Federal authorities accused two upstate New York men Wednesday of assembling a portable X-ray weapon that they intended to use to secretly sicken opponents of Israel.
The indictment charged 49-year-old Glendon Scott Crawford, of Galway, and 54-year-old Eric J. Feight, of Hudson, with conspiracy to provide support to terrorists with the weapon.
Investigators said Crawford approached Jewish organizations last year looking for funding and people to help him with technology that could be used to surreptitiously deliver damaging and even lethal doses of radiation against those he considered enemies of Israel. He and Feight assembled the mobile device, which was to be controlled remotely, but it was inoperable and nobody was hurt, authorities said.
“Crawford has specifically identified Muslims and several other individuals/groups as targets,” investigator Geoffrey Kent said in a court affidavit. According to the indictment, Crawford also traveled to North Carolina in October to solicit money for the weapon from a ranking member of the Ku Klux Klan, who informed the FBI. Crawford claimed to be a member.
The men appeared separately Wednesday in federal court in handcuffs and jail jumpsuits. Magistrate Christian Hummel ordered them detained until detention hearings Thursday. An attorney was assigned to each man.
Neither said anything to the crowd that filled the courtroom gallery. They could face up to 15 years in prison. Messages left on answering machines at their homes weren’t returned Wednesday.
“This case demonstrates how we must remain vigilant to detect and stop potential terrorists, who so often harbor hatred toward people they deem undesirable,” U.S. Attorney Richard Hartunian said in a statement.
The damaging effects of the radiation would have appeared only days later, authorities said. The investigation by the FBI in Albany and police agencies began in April 2012 after authorities received information that Crawford had approached the Jewish organizations.
Crawford, an industrial mechanic for General Electric in Schenectady, knew Feight, an outside GE contractor with mechanical and engineering skills, through work, authorities said. Feight designed, built and tested the remote control, which they planned to use to operate an industrial X-ray system mounted on a truck.
According to the indictment, the investigators had a confidential undercover source in place within weeks after learning of Crawford’s attempts to solicit money and later an undercover investigator introduced by the source. They recorded meetings and conversations, and in December investigators got court authorization to tap Crawford’s phones, the indictment said.
Last June, the undercover investigator brought Crawford X-ray tubes to examine for possible use in the weapon, followed by their technical specifications a month later. At a November meeting in an Albany coffee shop with undercover investigators, Crawford brought Feight, both said they were committed to building the device and named the group “the guild,” the indictment said.

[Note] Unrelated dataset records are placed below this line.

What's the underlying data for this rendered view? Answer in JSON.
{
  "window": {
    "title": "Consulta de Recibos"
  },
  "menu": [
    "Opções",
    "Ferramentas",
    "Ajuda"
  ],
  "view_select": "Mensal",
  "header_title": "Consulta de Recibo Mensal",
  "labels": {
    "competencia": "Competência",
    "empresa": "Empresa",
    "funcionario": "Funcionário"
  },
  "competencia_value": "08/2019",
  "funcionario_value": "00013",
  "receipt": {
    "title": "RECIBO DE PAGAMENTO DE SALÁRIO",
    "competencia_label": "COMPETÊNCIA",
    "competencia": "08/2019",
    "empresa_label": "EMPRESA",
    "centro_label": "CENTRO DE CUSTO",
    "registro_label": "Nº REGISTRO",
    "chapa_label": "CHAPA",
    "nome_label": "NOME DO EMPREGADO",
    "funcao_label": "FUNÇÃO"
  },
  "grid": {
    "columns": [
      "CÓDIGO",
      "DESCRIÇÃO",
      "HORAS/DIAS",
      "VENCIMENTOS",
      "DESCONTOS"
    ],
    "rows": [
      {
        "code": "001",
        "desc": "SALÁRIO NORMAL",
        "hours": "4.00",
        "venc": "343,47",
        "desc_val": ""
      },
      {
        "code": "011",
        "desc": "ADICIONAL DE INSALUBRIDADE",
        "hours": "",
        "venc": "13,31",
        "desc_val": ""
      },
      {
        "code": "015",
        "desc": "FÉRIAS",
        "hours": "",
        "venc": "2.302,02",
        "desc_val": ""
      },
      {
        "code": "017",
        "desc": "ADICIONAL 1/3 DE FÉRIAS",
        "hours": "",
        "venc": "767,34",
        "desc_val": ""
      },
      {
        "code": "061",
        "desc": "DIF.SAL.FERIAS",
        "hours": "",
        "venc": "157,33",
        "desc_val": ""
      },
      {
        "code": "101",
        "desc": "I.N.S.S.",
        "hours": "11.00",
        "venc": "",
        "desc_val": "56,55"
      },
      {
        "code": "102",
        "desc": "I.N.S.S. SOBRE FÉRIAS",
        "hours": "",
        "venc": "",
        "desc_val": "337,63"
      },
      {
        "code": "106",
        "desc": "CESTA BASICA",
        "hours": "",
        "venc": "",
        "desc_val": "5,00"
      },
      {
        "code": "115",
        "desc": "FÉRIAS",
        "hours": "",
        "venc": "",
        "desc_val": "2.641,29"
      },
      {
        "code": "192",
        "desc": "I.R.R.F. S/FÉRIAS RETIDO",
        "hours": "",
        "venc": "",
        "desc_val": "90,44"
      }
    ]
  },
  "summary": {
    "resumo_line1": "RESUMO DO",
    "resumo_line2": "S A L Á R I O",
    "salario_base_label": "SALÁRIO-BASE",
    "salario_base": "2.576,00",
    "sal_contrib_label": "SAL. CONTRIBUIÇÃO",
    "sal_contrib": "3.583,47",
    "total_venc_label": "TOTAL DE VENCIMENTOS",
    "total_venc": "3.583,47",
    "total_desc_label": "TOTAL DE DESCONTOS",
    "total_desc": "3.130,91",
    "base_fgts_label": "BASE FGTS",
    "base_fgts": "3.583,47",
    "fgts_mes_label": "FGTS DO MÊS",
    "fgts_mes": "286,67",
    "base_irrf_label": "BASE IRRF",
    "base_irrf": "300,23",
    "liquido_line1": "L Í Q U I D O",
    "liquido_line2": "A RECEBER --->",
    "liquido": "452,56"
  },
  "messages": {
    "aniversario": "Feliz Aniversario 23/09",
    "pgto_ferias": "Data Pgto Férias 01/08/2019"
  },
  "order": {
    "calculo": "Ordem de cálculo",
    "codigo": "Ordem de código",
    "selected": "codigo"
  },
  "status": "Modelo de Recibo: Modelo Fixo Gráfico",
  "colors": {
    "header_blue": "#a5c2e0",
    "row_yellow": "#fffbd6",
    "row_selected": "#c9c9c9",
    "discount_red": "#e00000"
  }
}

Investigators gave Feight $1,000 to build the control device and showed the men pictures of industrial X-ray machines they said they could obtain. They planned to provide him access to an actual X-ray system to assembly with the remote control Tuesday.
According to court documents, the sealed indictment was filed the same day and both men were arrested.
GE spokesman Shaun Wiggins said they were informed Tuesday of Crawford’s arrest and he has been suspended from his job. They have no information that any employees’ safety was compromised or the act he’s accused of occurred there.
Dr. Fred Mettler, the U.S. representative on the United Nations’ Scientific Committee on the Effects of Atomic Radiation, was unfamiliar with the specifics of Crawford’s plans but said it’s unlikely such a device could work. Radiation can be narrowly beamed, as it is in some cancer treatments, but the accelerators require huge amounts of electricity, are not easily portable and any target would have to remain still for a long time.
“I don’t know of any of these that you can use like a gun to aim at someone on the street,” Mettler said.
It’s at least the fourth terror-related arrest in upstate New York:
— Six men from Lackawanna, south of Buffalo, were charged in 2002 with conspiring to aid terrorists by attending Osama bin Laden’s al-Farooq training camp in Afghanistan in 2001.
— Two leaders of an Albany mosque who were snared in a 2004 FBI sting involving a fictional terror strike were each sentenced in 2007 to 15 years in federal prison.
— Four men were convicted in 2009 in a plot to bomb synagogues and shoot down military planes with missiles
— a case that began after an FBI informant was assigned to infiltrate a mosque in Newburgh, 70 miles north of New York City.
(AP)
One Response
This is pretty amazing. The Americans could not stop the Boston bombing even thought they had been warned, had the eventual perpetrators under surveillance and had a high profile event. But two fruitcakes making a ray gun (that of course does not work), they can catch and brag about it.
Mr. and Mrs. American do you feel safer now?